Apurva and Aditya, we are informed, are old friends who appeared for their IAS exams together until they had a falling out over a common love interest. It's a worthless bit of information considering the conflict is completely synthetic and the duo shares zero emotional connection.
Both assemble a ragtag team of able actors (Vijay Raaz, Manu Rishi, Neeraj Sood, Anil Mange) in throwaway parts and a tedious game of cat and mouse ensues against the mandatory cacophony of blaring guitar and ticking clock.
It's all rather Special 26 but only because characters walk, walk, walk and vanish within the backstreets and corridors of crowded markets and private lanes. The scenario repeats itself so frequently in the narrative; two hours turn into monotonous slog.
Setters's biggest undoing is its sloppy, simplistic and full-of-loopholes writing. While the motivations and disenchantment of its characters remains vague till its abrupt end, the ease with which the break-ins and deception happen is shoddy to say the least.
Out of nowhere, a gizmo-peddling chap arrives with gadgets straight out of a 007 movie, mobile rings, scanner glasses, what not.
Even if Setters shows no inclination to understand the dark desperation that drives parents to buy marks for undeserving children, it could've made a little more effort to be sly or suspenseful.
Also, for a U-rating, Setters is oddly gruesome. A finger is chopped off and smacked on another man's palm; a lady cop grabs a man's crotch and gives it the third degree.

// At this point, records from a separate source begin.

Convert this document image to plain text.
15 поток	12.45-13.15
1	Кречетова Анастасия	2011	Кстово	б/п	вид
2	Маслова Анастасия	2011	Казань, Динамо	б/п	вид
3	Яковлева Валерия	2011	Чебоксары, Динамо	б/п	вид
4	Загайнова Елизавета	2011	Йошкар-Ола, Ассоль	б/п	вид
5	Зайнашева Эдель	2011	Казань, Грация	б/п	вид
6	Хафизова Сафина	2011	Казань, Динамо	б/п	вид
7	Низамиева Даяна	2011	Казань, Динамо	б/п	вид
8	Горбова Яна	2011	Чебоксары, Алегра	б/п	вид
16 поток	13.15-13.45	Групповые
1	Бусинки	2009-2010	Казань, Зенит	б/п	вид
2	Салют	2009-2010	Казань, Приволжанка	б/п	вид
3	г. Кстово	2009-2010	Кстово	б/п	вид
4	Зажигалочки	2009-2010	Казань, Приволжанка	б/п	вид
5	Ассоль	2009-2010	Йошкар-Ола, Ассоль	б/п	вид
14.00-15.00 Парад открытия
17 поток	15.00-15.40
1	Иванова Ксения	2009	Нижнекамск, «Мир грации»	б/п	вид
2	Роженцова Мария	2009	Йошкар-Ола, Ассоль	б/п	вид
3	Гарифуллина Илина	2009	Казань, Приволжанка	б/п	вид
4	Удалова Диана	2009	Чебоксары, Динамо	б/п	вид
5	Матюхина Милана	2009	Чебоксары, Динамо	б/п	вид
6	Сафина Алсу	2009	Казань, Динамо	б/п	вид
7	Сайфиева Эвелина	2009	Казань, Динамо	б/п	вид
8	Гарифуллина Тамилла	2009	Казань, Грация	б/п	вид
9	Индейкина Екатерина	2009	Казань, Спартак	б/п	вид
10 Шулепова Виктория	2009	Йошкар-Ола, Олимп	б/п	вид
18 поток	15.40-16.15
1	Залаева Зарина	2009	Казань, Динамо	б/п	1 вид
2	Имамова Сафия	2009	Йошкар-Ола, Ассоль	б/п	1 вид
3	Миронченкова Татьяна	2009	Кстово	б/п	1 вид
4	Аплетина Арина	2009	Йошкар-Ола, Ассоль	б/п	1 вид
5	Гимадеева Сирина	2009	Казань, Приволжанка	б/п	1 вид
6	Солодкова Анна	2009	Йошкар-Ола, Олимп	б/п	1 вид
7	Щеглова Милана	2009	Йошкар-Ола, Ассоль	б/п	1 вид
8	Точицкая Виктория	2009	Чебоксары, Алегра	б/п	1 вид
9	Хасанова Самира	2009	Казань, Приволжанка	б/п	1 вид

Most unpleasant though is Pavan Malhotra's hamming, hysterical performance as a kurta and lungi-clad goon juggling religious devoutness and implicit kinky tendencies. Wearing a kurta two sizes too small, it's hard to decide what's flaring more -- his chest or his nostrils.
Shreyas Talpade and Aftab Shivdasani fare better, but not enough to salvage this dubious looking tripe.
Whatever restraint or spark Setters demonstrated in its initial stages is tossed out of the window to crash into an untidy mess of snarling evil and tame virtue.